ERL-MPP: Evolutionary Reinforcement Learning with Multi-head Puzzle Perception for Solving Large-scale Jigsaw Puzzles of Eroded Gaps
This addresses a specific challenge in computer vision for puzzle-solving applications, but appears incremental as it builds on existing evolutionary and reinforcement learning approaches.
The paper tackles the problem of solving large-scale jigsaw puzzles with gaps between fragments, which poses challenges in image understanding and combinatorial optimization, and proposes the ERL-MPP framework that significantly outperforms state-of-the-art models on the JPLEG-5 and MIT datasets.

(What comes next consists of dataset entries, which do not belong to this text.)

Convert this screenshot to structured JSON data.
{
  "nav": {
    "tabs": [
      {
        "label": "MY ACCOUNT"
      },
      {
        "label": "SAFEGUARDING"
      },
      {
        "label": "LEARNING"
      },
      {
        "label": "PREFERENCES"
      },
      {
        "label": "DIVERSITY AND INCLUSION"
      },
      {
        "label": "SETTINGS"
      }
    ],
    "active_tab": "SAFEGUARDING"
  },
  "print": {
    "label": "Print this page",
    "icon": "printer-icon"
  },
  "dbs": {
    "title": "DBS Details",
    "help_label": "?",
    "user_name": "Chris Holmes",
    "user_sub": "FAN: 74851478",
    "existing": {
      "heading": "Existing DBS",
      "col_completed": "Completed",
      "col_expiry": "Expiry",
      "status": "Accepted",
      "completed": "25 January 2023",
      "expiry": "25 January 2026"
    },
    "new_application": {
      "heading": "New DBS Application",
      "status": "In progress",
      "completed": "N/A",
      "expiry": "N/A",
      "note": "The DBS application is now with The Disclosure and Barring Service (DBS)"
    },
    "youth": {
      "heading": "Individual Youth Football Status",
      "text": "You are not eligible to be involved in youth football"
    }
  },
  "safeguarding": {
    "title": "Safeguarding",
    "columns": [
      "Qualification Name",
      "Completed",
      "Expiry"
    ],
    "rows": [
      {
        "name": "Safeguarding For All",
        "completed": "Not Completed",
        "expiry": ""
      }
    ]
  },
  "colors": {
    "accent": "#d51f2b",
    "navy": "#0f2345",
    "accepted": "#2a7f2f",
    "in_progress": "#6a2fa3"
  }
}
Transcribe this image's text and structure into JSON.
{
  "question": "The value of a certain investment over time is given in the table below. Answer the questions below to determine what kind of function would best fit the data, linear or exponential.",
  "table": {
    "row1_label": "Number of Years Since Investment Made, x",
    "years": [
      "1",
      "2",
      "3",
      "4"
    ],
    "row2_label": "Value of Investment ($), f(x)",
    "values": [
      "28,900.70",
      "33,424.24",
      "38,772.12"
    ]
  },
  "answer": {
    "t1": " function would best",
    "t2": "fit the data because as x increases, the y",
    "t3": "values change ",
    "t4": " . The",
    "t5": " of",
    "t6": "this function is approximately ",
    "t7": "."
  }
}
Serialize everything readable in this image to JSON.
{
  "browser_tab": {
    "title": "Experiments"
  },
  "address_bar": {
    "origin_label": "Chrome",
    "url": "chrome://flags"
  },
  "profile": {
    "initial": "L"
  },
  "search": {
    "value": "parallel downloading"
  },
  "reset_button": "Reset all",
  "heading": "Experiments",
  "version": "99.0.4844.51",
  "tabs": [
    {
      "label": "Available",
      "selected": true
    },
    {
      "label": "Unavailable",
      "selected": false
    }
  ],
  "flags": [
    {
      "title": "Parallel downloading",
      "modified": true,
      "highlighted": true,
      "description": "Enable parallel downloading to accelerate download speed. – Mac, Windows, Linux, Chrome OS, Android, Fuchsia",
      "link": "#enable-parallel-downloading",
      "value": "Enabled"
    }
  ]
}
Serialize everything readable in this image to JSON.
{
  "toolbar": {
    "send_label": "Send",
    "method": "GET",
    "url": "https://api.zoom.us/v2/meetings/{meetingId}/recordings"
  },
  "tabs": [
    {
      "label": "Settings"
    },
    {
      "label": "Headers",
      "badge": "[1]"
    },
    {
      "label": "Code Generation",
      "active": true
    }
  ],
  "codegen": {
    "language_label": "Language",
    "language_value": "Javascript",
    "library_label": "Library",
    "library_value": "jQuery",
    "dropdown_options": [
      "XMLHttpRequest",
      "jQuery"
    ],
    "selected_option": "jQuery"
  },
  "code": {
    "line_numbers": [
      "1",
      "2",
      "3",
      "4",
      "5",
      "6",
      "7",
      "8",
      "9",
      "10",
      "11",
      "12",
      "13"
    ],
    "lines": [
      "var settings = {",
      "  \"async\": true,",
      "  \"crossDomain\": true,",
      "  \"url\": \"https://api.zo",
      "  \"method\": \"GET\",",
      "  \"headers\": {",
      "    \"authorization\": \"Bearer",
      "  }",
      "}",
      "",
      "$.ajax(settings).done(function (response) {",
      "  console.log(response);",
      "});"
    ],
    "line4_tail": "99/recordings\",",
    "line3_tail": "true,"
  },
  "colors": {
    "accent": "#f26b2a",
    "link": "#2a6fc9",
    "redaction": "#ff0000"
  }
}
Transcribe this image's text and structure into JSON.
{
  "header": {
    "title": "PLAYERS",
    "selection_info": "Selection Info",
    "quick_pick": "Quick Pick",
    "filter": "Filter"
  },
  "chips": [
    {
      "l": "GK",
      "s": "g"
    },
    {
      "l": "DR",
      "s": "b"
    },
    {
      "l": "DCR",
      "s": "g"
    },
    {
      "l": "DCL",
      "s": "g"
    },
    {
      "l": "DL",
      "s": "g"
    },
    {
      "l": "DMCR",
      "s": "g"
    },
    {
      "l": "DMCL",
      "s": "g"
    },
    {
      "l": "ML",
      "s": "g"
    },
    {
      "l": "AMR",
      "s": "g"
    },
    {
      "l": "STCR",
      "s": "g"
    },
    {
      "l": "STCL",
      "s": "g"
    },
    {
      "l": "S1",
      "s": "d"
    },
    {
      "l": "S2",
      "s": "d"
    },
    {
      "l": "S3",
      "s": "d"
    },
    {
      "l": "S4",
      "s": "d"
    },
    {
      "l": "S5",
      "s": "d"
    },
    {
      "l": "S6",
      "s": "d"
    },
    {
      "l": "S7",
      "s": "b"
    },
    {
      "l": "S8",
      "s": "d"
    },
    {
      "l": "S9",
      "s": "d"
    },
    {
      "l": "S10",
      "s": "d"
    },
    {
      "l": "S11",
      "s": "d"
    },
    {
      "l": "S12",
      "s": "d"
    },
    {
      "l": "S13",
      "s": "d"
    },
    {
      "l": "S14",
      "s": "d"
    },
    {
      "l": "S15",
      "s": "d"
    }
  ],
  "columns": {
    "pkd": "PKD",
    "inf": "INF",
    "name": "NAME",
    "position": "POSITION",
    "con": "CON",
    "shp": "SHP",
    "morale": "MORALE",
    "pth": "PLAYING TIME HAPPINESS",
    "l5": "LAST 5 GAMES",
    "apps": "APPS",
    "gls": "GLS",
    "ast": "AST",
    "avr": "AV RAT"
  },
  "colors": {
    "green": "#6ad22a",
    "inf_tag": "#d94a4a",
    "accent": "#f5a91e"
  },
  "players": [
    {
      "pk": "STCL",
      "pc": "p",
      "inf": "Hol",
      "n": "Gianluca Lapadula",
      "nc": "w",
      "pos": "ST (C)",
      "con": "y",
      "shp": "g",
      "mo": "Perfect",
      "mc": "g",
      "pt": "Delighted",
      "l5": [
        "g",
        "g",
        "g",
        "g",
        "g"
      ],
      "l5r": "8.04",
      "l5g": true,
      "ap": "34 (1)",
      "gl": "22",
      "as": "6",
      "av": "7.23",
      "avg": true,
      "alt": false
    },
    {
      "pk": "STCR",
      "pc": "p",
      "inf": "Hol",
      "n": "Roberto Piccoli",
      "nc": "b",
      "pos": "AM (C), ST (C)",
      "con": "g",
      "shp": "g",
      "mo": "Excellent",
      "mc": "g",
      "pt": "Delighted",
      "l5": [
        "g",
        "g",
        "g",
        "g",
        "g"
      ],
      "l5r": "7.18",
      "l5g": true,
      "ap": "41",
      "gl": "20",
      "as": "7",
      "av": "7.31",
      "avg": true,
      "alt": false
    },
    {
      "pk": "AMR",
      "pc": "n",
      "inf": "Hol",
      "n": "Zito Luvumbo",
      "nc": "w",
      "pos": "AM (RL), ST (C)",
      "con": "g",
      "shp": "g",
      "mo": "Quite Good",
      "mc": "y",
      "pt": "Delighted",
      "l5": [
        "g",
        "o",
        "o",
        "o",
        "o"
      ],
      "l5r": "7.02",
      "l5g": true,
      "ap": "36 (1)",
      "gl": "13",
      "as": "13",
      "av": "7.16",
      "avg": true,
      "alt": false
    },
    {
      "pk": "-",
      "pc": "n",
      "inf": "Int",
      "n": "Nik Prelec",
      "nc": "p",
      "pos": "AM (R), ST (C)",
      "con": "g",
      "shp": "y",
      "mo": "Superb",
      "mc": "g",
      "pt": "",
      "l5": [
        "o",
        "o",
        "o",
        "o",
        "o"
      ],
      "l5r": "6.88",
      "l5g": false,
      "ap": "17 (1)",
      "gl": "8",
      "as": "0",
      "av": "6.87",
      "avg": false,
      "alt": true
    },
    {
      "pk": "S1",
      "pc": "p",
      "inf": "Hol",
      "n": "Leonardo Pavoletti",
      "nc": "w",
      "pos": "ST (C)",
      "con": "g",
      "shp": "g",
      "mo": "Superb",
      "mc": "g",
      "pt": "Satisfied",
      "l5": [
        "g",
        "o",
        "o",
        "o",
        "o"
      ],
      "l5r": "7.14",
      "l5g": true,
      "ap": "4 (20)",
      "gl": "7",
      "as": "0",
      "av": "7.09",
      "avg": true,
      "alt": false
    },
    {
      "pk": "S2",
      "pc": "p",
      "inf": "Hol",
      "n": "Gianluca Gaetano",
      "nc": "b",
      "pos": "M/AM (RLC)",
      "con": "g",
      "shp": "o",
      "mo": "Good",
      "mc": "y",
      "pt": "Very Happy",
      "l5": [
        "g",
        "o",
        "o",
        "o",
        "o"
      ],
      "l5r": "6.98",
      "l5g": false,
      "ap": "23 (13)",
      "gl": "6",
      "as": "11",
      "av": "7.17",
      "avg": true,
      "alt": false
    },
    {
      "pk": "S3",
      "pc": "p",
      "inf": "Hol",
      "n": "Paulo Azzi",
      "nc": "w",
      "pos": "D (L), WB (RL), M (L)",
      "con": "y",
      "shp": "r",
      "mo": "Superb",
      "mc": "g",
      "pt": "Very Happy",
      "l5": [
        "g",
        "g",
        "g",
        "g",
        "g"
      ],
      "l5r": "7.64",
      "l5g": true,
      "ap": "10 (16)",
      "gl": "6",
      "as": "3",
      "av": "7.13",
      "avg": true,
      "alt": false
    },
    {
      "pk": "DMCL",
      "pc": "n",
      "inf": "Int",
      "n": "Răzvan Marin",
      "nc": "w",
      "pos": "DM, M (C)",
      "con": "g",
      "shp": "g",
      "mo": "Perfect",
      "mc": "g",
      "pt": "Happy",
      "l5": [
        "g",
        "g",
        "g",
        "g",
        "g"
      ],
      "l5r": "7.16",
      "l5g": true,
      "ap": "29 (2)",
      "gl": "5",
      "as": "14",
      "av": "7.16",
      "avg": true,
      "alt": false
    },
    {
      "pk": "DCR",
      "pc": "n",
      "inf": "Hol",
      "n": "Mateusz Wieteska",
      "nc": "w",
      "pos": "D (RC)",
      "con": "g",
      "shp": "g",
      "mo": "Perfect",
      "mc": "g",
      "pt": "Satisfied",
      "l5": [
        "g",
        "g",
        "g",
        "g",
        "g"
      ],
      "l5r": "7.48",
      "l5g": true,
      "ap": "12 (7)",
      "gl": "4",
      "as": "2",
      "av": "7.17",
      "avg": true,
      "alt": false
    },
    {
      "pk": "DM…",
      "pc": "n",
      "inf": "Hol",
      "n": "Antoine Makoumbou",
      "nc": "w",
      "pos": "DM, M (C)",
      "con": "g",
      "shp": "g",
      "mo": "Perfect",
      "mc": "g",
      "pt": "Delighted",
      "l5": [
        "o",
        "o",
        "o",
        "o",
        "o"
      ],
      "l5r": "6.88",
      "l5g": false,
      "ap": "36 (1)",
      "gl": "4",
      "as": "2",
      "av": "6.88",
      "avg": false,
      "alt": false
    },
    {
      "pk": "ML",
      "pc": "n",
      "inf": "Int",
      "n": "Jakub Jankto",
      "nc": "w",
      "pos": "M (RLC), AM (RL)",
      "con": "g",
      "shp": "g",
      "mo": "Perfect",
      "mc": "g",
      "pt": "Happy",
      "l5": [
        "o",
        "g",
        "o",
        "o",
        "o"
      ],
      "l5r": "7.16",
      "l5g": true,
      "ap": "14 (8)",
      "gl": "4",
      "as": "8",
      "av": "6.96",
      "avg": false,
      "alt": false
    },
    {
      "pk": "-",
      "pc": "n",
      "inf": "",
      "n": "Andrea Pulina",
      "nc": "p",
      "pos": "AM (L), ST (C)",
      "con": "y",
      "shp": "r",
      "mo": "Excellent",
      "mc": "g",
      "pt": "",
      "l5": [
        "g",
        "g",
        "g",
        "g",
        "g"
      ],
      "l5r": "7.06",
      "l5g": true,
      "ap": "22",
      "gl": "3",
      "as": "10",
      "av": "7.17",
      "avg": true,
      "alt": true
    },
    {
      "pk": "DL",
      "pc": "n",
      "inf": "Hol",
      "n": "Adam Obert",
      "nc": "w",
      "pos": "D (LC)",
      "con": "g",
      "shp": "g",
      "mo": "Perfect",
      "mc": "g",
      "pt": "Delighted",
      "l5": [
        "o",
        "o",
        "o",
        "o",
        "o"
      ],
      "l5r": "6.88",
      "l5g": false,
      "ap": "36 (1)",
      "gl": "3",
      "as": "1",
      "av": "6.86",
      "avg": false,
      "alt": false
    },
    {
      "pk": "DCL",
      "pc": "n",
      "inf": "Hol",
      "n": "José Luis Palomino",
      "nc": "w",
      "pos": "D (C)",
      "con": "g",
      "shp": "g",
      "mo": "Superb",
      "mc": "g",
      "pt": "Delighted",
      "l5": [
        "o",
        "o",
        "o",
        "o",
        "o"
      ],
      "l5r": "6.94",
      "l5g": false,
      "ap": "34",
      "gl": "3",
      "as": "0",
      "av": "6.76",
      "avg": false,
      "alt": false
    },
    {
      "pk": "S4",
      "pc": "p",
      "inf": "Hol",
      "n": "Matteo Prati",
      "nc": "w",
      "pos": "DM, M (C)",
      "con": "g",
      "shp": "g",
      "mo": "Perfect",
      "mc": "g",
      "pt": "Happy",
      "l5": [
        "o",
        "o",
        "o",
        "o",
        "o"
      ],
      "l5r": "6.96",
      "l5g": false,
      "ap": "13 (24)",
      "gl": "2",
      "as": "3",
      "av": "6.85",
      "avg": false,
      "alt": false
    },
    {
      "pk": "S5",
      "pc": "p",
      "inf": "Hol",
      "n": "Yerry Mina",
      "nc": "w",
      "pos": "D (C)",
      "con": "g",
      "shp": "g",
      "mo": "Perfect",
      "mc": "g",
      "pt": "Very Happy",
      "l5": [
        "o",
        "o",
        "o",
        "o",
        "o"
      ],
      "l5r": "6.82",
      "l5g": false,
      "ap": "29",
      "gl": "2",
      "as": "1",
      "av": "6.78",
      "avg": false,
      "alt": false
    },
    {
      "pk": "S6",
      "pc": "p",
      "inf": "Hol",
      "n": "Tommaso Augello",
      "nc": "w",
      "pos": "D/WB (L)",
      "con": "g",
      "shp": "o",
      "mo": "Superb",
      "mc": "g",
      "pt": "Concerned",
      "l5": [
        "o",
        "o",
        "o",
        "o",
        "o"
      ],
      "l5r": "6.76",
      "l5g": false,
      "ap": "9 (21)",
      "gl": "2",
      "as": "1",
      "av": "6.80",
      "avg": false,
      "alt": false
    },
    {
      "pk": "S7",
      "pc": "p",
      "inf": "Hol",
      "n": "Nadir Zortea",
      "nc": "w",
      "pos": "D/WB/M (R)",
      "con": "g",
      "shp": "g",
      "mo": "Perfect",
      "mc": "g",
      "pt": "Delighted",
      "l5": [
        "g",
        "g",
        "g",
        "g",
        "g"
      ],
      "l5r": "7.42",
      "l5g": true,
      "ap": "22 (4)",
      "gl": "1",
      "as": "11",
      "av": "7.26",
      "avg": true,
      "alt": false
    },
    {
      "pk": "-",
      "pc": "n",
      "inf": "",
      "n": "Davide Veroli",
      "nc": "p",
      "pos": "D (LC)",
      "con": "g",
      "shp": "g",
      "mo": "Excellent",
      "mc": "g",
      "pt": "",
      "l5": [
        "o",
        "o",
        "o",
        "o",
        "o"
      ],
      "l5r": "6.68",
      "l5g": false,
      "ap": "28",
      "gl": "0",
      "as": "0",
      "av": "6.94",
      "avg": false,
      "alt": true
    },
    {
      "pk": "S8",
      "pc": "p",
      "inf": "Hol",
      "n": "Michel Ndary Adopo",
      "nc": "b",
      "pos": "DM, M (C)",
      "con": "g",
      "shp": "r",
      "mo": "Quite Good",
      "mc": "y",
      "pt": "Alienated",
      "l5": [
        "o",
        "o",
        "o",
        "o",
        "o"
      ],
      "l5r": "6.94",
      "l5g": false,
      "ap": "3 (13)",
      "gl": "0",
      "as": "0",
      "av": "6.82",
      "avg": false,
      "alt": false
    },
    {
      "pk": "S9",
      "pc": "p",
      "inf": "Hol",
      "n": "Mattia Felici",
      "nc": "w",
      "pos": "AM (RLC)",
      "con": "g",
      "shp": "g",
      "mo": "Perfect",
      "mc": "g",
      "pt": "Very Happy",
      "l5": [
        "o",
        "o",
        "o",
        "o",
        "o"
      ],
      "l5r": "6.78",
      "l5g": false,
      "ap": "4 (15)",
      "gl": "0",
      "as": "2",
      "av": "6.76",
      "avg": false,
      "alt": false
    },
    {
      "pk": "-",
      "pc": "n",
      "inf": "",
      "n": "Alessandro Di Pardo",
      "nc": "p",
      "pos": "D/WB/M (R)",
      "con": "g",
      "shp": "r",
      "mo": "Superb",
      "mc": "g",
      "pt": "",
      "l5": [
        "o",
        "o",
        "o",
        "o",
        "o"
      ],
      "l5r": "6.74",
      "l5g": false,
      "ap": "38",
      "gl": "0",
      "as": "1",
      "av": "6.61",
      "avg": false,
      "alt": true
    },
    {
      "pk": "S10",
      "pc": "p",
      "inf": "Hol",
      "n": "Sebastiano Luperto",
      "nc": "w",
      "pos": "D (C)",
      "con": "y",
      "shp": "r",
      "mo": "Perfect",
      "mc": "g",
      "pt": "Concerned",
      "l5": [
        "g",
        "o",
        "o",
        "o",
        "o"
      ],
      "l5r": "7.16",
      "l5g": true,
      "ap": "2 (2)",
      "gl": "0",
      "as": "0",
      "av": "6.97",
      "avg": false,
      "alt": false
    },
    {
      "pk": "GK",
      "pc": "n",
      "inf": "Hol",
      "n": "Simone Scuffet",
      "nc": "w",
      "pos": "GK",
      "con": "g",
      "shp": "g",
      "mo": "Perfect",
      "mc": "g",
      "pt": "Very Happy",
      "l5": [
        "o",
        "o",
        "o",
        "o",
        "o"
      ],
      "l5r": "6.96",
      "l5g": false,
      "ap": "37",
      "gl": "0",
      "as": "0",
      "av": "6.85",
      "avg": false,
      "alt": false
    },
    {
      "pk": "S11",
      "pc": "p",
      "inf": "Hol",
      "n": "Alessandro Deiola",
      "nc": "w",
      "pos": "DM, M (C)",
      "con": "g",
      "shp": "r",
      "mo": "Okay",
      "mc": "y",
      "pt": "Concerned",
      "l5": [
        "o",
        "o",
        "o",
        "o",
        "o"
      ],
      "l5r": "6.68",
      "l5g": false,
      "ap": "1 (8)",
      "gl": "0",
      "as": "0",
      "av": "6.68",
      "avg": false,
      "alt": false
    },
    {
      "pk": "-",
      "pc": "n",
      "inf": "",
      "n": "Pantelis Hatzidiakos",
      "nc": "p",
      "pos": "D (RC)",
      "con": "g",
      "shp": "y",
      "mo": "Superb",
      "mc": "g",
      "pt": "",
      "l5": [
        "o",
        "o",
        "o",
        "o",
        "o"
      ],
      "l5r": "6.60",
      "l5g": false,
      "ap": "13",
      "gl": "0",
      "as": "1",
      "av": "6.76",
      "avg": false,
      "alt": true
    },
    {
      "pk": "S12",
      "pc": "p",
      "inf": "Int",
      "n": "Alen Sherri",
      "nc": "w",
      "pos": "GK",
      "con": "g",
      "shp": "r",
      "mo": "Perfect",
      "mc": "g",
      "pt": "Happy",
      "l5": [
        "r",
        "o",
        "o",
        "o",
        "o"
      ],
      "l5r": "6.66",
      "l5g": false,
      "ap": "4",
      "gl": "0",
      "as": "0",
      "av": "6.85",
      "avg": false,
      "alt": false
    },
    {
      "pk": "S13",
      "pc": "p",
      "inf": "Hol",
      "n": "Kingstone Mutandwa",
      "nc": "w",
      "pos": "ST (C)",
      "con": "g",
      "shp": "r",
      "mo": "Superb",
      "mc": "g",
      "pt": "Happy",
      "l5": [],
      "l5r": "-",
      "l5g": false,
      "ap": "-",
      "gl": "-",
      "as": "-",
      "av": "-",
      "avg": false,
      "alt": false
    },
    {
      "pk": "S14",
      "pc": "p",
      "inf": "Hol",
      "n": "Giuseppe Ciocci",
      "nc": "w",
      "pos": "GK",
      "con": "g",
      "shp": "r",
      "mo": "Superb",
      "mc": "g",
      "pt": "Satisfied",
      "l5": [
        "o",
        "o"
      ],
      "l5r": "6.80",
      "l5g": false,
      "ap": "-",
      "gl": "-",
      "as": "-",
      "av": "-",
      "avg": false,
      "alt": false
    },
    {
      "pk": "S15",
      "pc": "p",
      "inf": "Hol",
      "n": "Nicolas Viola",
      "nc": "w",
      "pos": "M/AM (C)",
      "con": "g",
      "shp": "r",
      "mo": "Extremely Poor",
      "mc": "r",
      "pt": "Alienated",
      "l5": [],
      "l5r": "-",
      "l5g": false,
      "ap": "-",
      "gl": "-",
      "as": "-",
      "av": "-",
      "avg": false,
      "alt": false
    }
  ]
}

Solving jigsaw puzzles has been extensively studied. While most existing models focus on solving either small-scale puzzles or puzzles with no gap between fragments, solving large-scale puzzles with gaps presents distinctive challenges in both image understanding and combinatorial optimization. To tackle these challenges, we propose a framework of Evolutionary Reinforcement Learning with Multi-head Puzzle Perception (ERL-MPP) to derive a better set of swapping actions for solving the puzzles. Specifically, to tackle the challenges of perceiving the puzzle with gaps, a Multi-head Puzzle Perception Network (MPPN) with a shared encoder is designed, where multiple puzzlet heads comprehensively perceive the local assembly status, and a discriminator head provides a global assessment of the puzzle. To explore the large swapping action space efficiently, an Evolutionary Reinforcement Learning (EvoRL) agent is designed, where an actor recommends a set of suitable swapping actions from a large action space based on the perceived puzzle status, a critic updates the actor using the estimated rewards and the puzzle status, and an evaluator coupled with evolutionary strategies evolves the actions aligning with the historical assembly experience. The proposed ERL-MPP is comprehensively evaluated on the JPLEG-5 dataset with large gaps and the MIT dataset with large-scale puzzles. It significantly outperforms all state-of-the-art models on both datasets.